I recently read an article on whether it’s necessary or even helpful to like a main character. Helpful to what end? Finishing the book, I suppose. The writer didn’t feel a particular need to like main characters. I suppose it can be rather engaging to love to hate a certain main character if he or she is written well. For me, the feeling is quite different. It’s one I wanted to share with you.
I’ve always had a tendency to put down a book and not pick it up for ages, saying to myself that I’ll return to those pages when I get the time. But what is it, what is the key to those books that lure me back? I can only speak for myself, but I suspect that I’m not the only reader who needs to feel connected in order to be drawn back into a story once I’ve put it down.
I completed a novel a few years ago that sits in its pool of misery somewhere deep in my computer, having been fully read by only two people – me and my husband. Why? The writing is fine, even compelling at times. When I asked my sister to read the manuscript, she happily agreed until she got a glimpse of my main character, uncomfortably resembling someone she knew well. It felt too real to her. The pages became heavier to turn to the point of immobility.
The answer to my question was one I think I knew all along. Something drove me to write that character in such a way. Once completed, I had to ask myself why it didn’t actually feel good to write her. What was it about her personality? Was she strong? Yes, but not in the way that sits comfortably with me. A strong woman is not one who shuts out reality but faces it head-on, bulldozing through the ugly bits of life while delicately crafting a positive attitude that feels good to her and the reader. As writers, we all know how invested we become in our characters and how real they become to us, with personalities that linger well beyond our writing day. Our characters become our company in many respects and we want to feel good being around them. At least I do.
It’s perfectly welcomed and often times necessary to have a selection of characters that get your blood boiling, but for the main character, I want that person to make me feel good. I want to get to know that person better, not necessarily become friends, but become more acquainted with what makes that person tick, what motivates him/her, what touches his/her inner core?
It was a hard lesson to learn, writing a whole novel only to learn how desperately I need to like my main character. I often ask myself why it took me a whole manuscript to learn such a lesson as a writer, when as a reader I’ve always known that’s what I needed.

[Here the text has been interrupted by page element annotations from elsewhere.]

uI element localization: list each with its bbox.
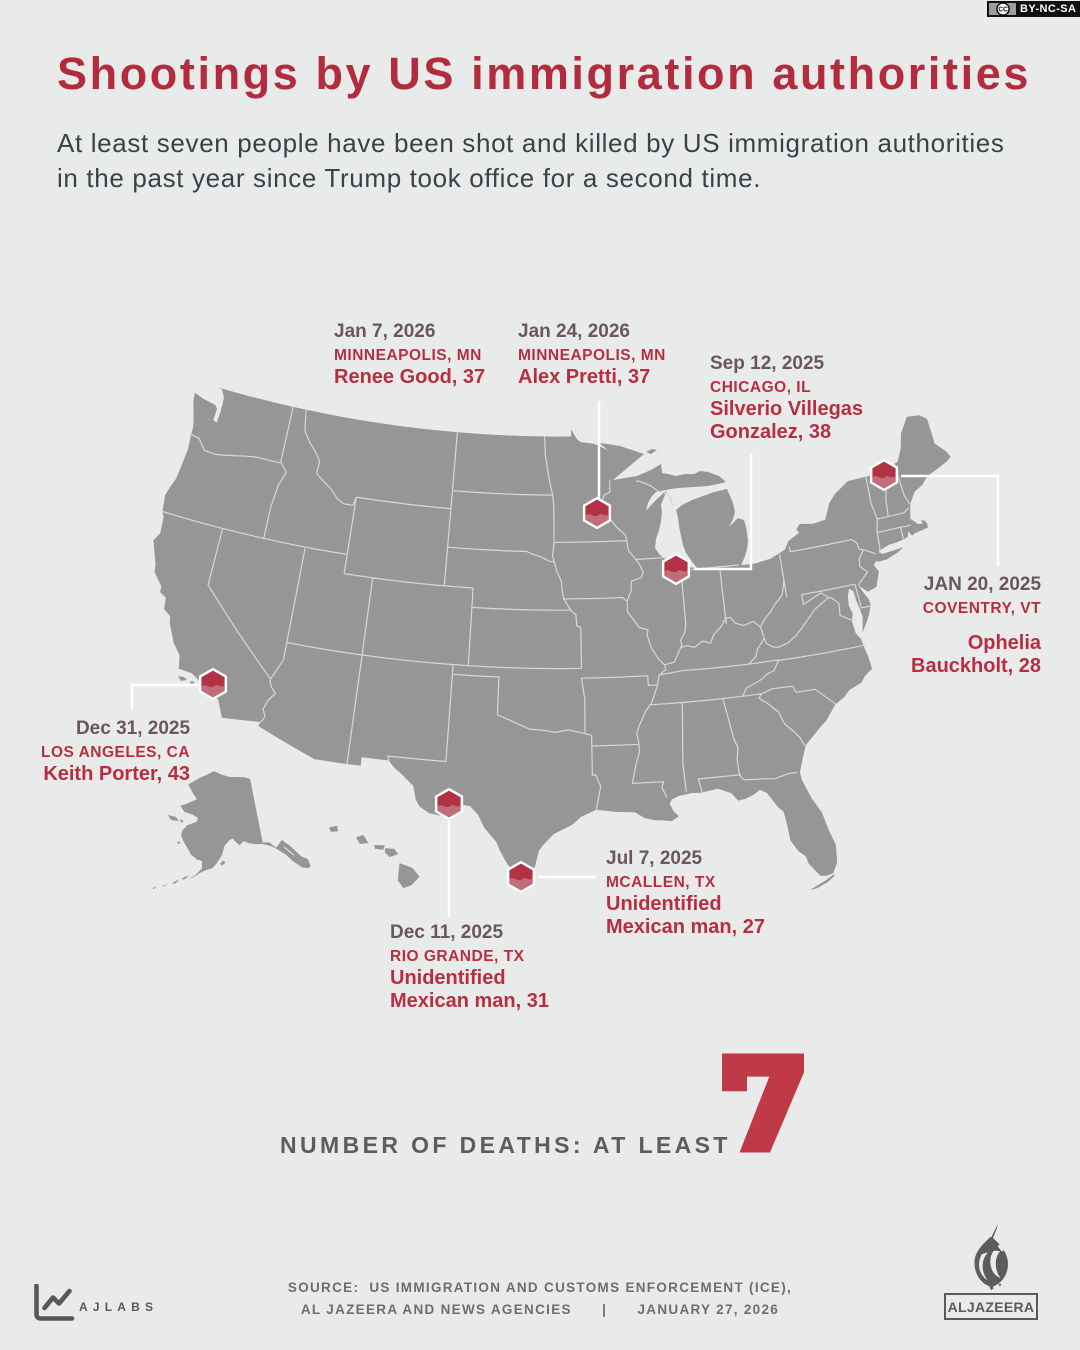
svg-text:CC: CC: [998, 7, 1008, 14]
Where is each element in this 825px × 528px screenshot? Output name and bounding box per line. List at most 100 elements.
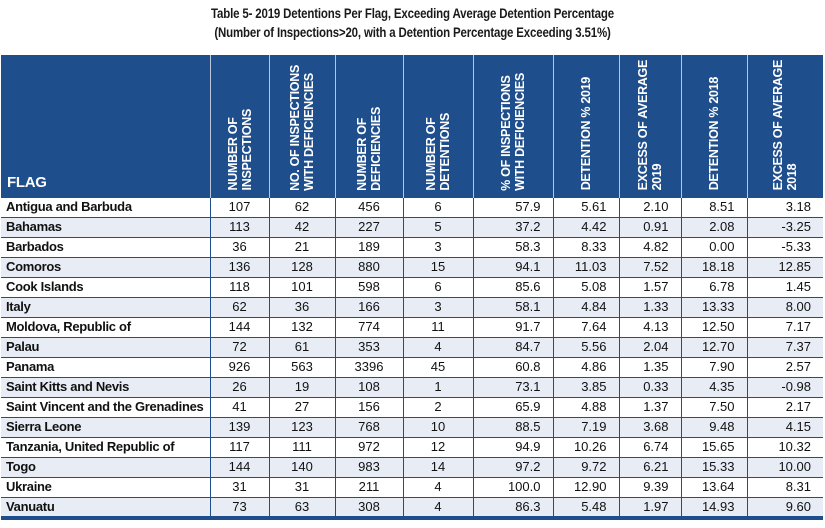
cell-pct-deficiencies: 84.7 <box>472 336 553 357</box>
cell-detention-2018: 7.50 <box>680 396 747 417</box>
cell-inspections: 62 <box>209 296 269 317</box>
table-row: Vanuatu 73 63 308 4 86.3 5.48 1.97 14.93 9.60 <box>1 496 823 520</box>
table-row: Comoros 136 128 880 15 94.1 11.03 7.52 18.18 12.8… <box>1 256 823 277</box>
table-row: Bahamas 113 42 227 5 37.2 4.42 0.91 2.08 -3.25 <box>1 216 823 237</box>
cell-pct-deficiencies: 97.2 <box>472 456 553 477</box>
cell-detentions: 3 <box>402 296 473 317</box>
cell-excess-2018: 10.00 <box>746 456 823 477</box>
cell-inspections: 26 <box>209 376 269 397</box>
cell-deficiencies: 768 <box>334 416 403 437</box>
cell-excess-2019: 1.37 <box>618 396 681 417</box>
cell-inspections: 144 <box>209 316 269 337</box>
table-subtitle: (Number of Inspections>20, with a Detent… <box>214 24 611 40</box>
cell-inspections-with-deficiencies: 42 <box>268 216 335 237</box>
cell-detentions: 11 <box>402 316 473 337</box>
cell-deficiencies: 108 <box>334 376 403 397</box>
cell-detention-2019: 12.90 <box>552 476 619 497</box>
cell-pct-deficiencies: 91.7 <box>472 316 553 337</box>
cell-inspections-with-deficiencies: 21 <box>268 236 335 257</box>
table-row: Antigua and Barbuda 107 62 456 6 57.9 5.61 2.10… <box>1 196 823 217</box>
cell-detentions: 12 <box>402 436 473 457</box>
table-row: Palau 72 61 353 4 84.7 5.56 2.04 12.70 7.37 <box>1 336 823 357</box>
cell-inspections: 117 <box>209 436 269 457</box>
cell-inspections: 73 <box>209 496 269 520</box>
table-row: Cook Islands 118 101 598 6 85.6 5.08 1.57 6.78 1.… <box>1 276 823 297</box>
cell-detention-2019: 5.48 <box>552 496 619 520</box>
cell-detention-2018: 13.33 <box>680 296 747 317</box>
cell-detention-2019: 4.86 <box>552 356 619 377</box>
cell-pct-deficiencies: 94.1 <box>472 256 553 277</box>
cell-excess-2019: 9.39 <box>618 476 681 497</box>
header-excess-2018: EXCESS OF AVERAGE 2018 <box>746 55 823 197</box>
cell-inspections: 72 <box>209 336 269 357</box>
cell-pct-deficiencies: 85.6 <box>472 276 553 297</box>
cell-inspections-with-deficiencies: 19 <box>268 376 335 397</box>
cell-detention-2018: 14.93 <box>680 496 747 520</box>
cell-flag: Barbados <box>1 236 210 257</box>
cell-detentions: 14 <box>402 456 473 477</box>
cell-flag: Ukraine <box>1 476 210 497</box>
cell-detentions: 1 <box>402 376 473 397</box>
cell-inspections: 41 <box>209 396 269 417</box>
cell-pct-deficiencies: 94.9 <box>472 436 553 457</box>
header-inspections-with-deficiencies: NO. OF INSPECTIONS WITH DEFICIENCIES <box>268 55 335 197</box>
cell-deficiencies: 774 <box>334 316 403 337</box>
cell-inspections-with-deficiencies: 101 <box>268 276 335 297</box>
header-detention-2019: DETENTION % 2019 <box>552 55 619 197</box>
cell-inspections-with-deficiencies: 63 <box>268 496 335 520</box>
cell-detention-2018: 0.00 <box>680 236 747 257</box>
cell-detention-2018: 12.50 <box>680 316 747 337</box>
cell-flag: Sierra Leone <box>1 416 210 437</box>
cell-pct-deficiencies: 88.5 <box>472 416 553 437</box>
cell-excess-2018: -0.98 <box>746 376 823 397</box>
cell-inspections-with-deficiencies: 36 <box>268 296 335 317</box>
cell-flag: Saint Kitts and Nevis <box>1 376 210 397</box>
cell-excess-2019: 7.52 <box>618 256 681 277</box>
cell-excess-2019: 1.33 <box>618 296 681 317</box>
cell-pct-deficiencies: 65.9 <box>472 396 553 417</box>
cell-inspections-with-deficiencies: 62 <box>268 196 335 217</box>
header-inspections: NUMBER OF INSPECTIONS <box>209 55 269 197</box>
cell-detention-2018: 13.64 <box>680 476 747 497</box>
cell-detentions: 15 <box>402 256 473 277</box>
table-row: Italy 62 36 166 3 58.1 4.84 1.33 13.33 8.00 <box>1 296 823 317</box>
cell-inspections: 926 <box>209 356 269 377</box>
cell-detention-2018: 6.78 <box>680 276 747 297</box>
cell-inspections: 118 <box>209 276 269 297</box>
cell-inspections: 139 <box>209 416 269 437</box>
table-row: Barbados 36 21 189 3 58.3 8.33 4.82 0.00 -5.33 <box>1 236 823 257</box>
cell-excess-2019: 6.74 <box>618 436 681 457</box>
cell-excess-2018: 2.57 <box>746 356 823 377</box>
header-pct-deficiencies: % OF INSPECTIONS WITH DEFICIENCIES <box>472 55 553 197</box>
cell-inspections: 144 <box>209 456 269 477</box>
cell-detention-2018: 15.33 <box>680 456 747 477</box>
cell-detention-2019: 7.19 <box>552 416 619 437</box>
cell-deficiencies: 353 <box>334 336 403 357</box>
cell-inspections-with-deficiencies: 128 <box>268 256 335 277</box>
cell-excess-2018: 10.32 <box>746 436 823 457</box>
cell-detention-2018: 8.51 <box>680 196 747 217</box>
cell-detention-2019: 3.85 <box>552 376 619 397</box>
cell-excess-2019: 2.10 <box>618 196 681 217</box>
cell-detention-2018: 18.18 <box>680 256 747 277</box>
cell-flag: Bahamas <box>1 216 210 237</box>
cell-detentions: 4 <box>402 476 473 497</box>
cell-detention-2019: 10.26 <box>552 436 619 457</box>
cell-flag: Cook Islands <box>1 276 210 297</box>
cell-inspections-with-deficiencies: 27 <box>268 396 335 417</box>
cell-excess-2018: 2.17 <box>746 396 823 417</box>
header-detentions: NUMBER OF DETENTIONS <box>402 55 473 197</box>
cell-excess-2018: 7.17 <box>746 316 823 337</box>
table-row: Togo 144 140 983 14 97.2 9.72 6.21 15.33 10.00 <box>1 456 823 477</box>
cell-flag: Antigua and Barbuda <box>1 196 210 217</box>
cell-flag: Tanzania, United Republic of <box>1 436 210 457</box>
table-row: Sierra Leone 139 123 768 10 88.5 7.19 3.68 9.48 4… <box>1 416 823 437</box>
cell-excess-2018: 8.00 <box>746 296 823 317</box>
cell-pct-deficiencies: 73.1 <box>472 376 553 397</box>
cell-pct-deficiencies: 58.3 <box>472 236 553 257</box>
cell-excess-2019: 3.68 <box>618 416 681 437</box>
cell-detention-2019: 9.72 <box>552 456 619 477</box>
cell-pct-deficiencies: 100.0 <box>472 476 553 497</box>
cell-detentions: 6 <box>402 196 473 217</box>
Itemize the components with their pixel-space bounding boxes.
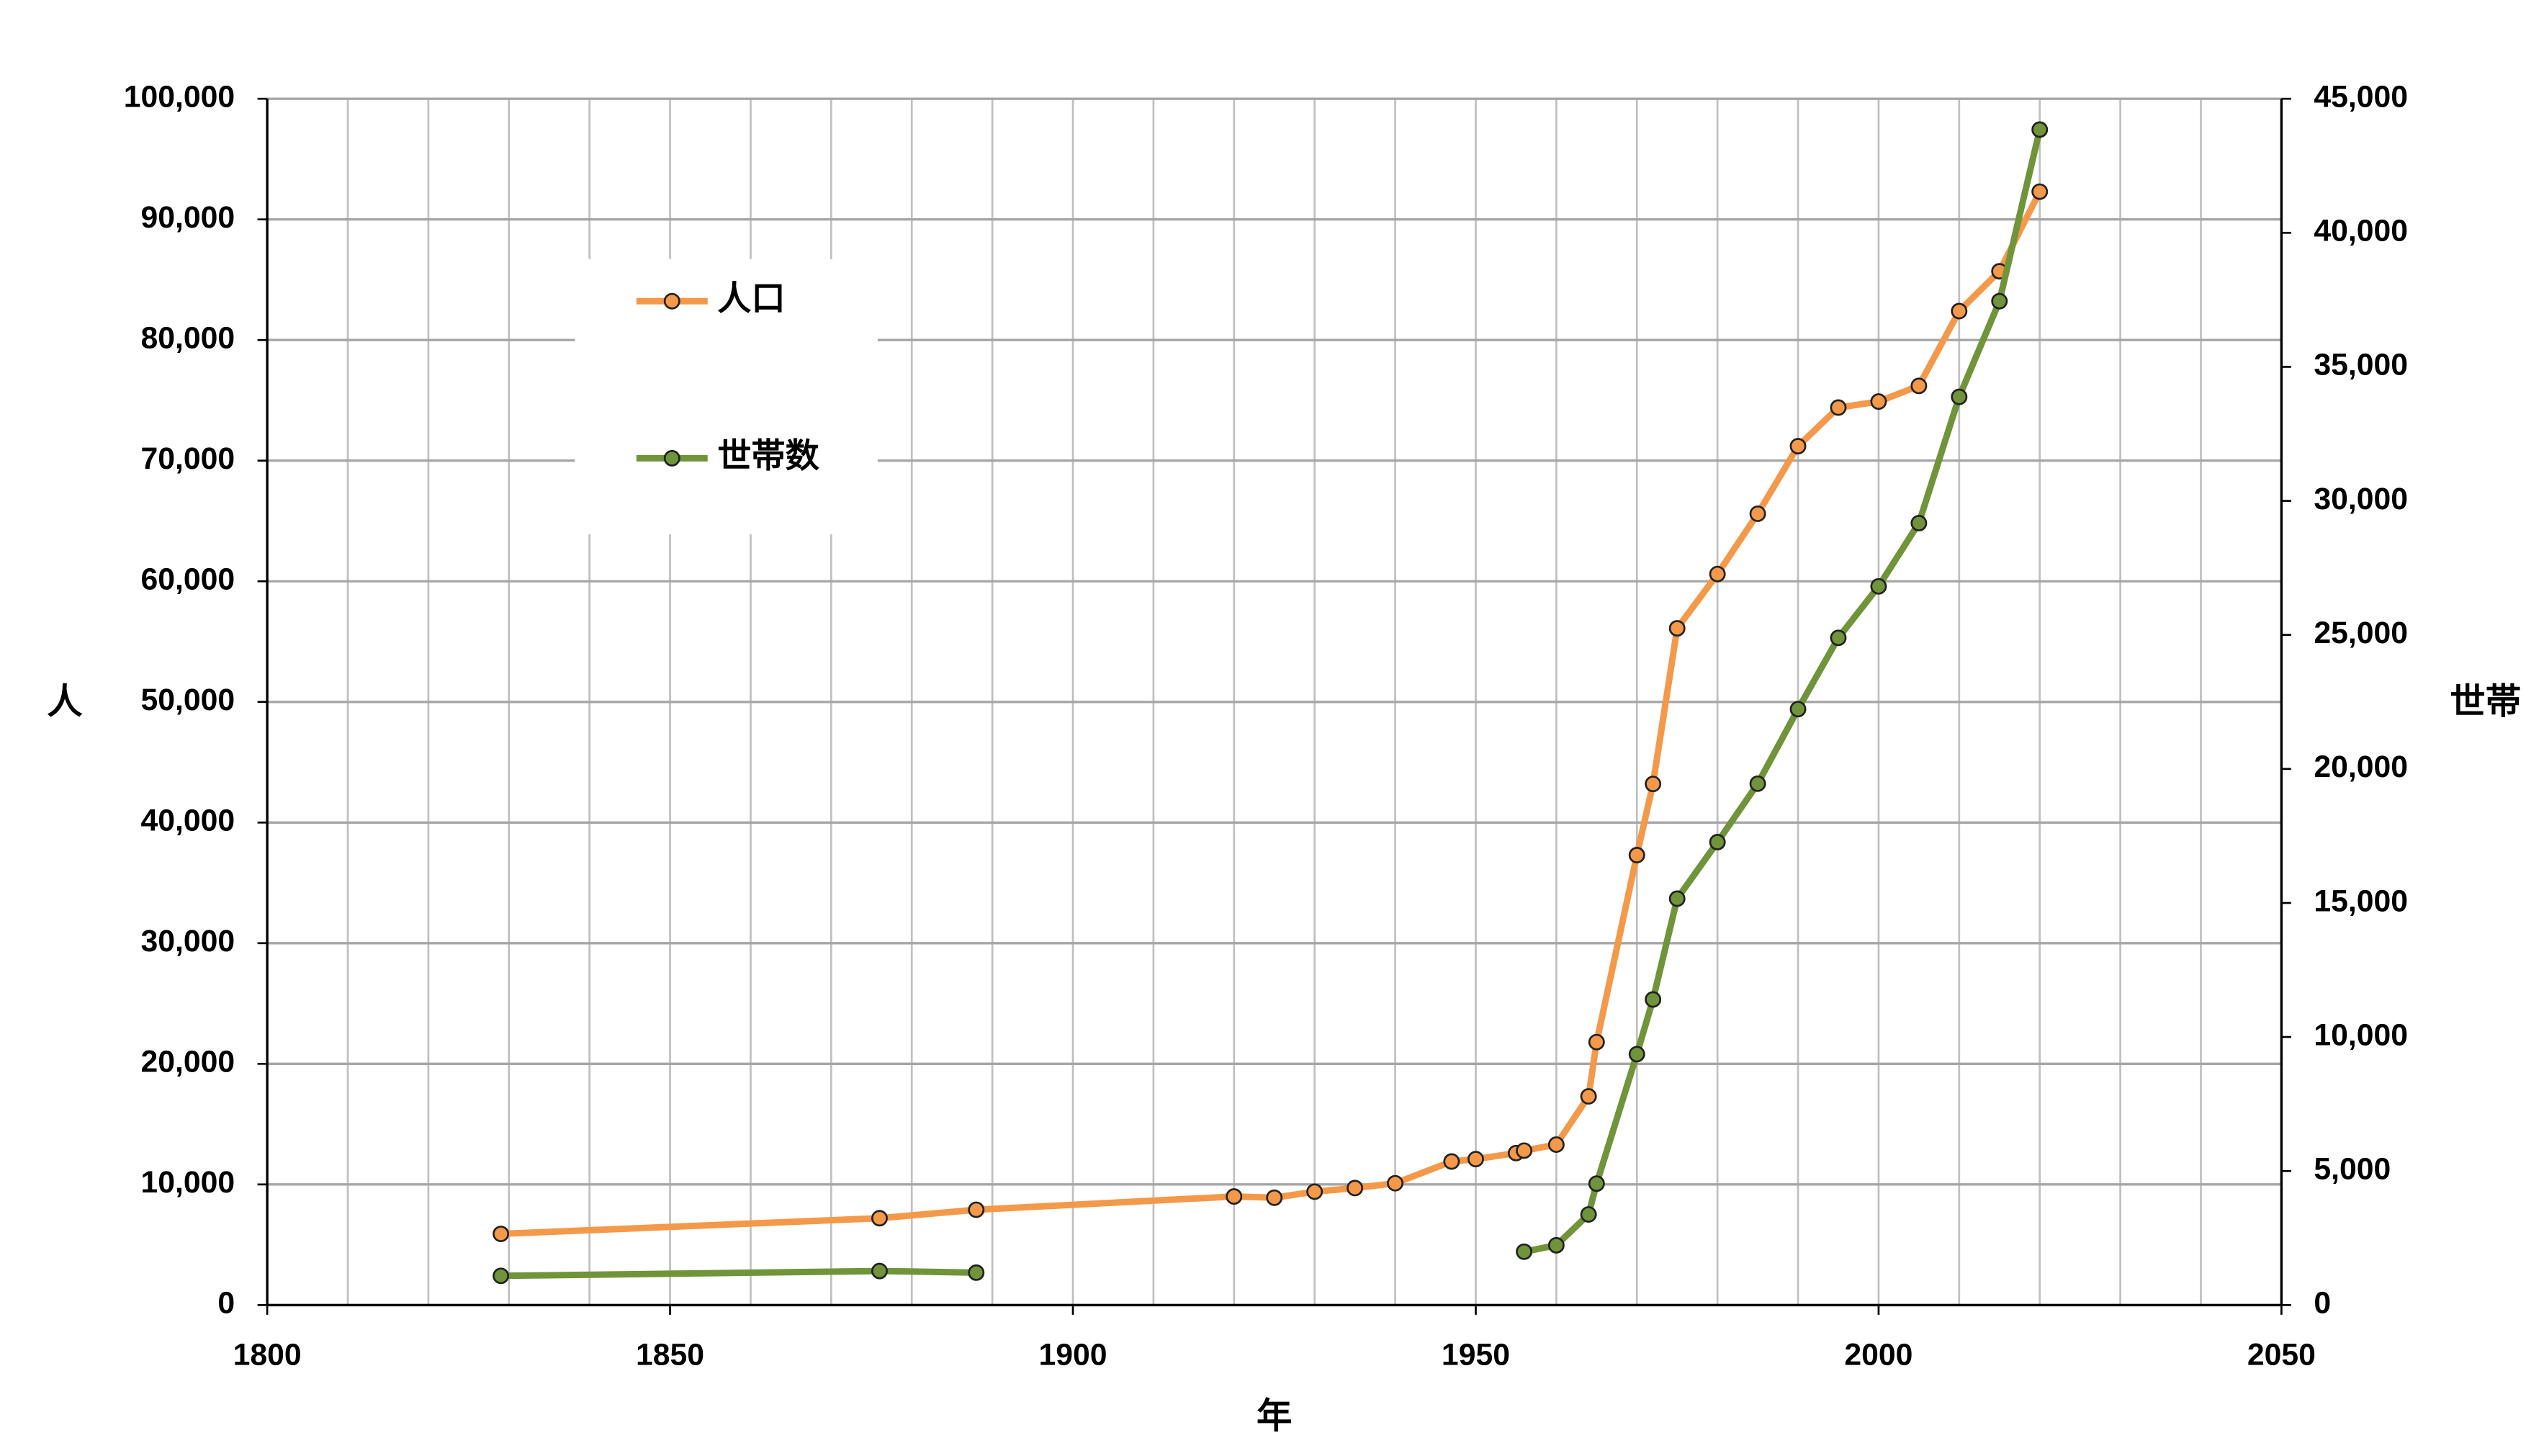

I’ve concluded that it needed to be a hard lesson, a lesson ground in late night and early morning writing, crafting of plot and subplots that weave around my character and how she reacts to events. It needed to be this way, so that I would do exactly the opposite in my next book.
I see now, that it was my non-likable character that stripped my writing of the energy needed for a story to feel alive and powerful and beautiful. As a writer, I need to feel an intimate connection with my main character, a connection that makes me feel good to the bone. I want to laugh with her, and hurt with her. I want to love with her and get annoyed with her. Quite simply, I can only do that if I like her. So I wrote my next novel with a main character who swallowed up my days and who has lingered beautifully on my mind ever since. I still find I want to know her even better and travel with her through more life experiences. She makes me feel good and I like to be around her, The Particular Appeal of Gillian Pugsley – a friend for life.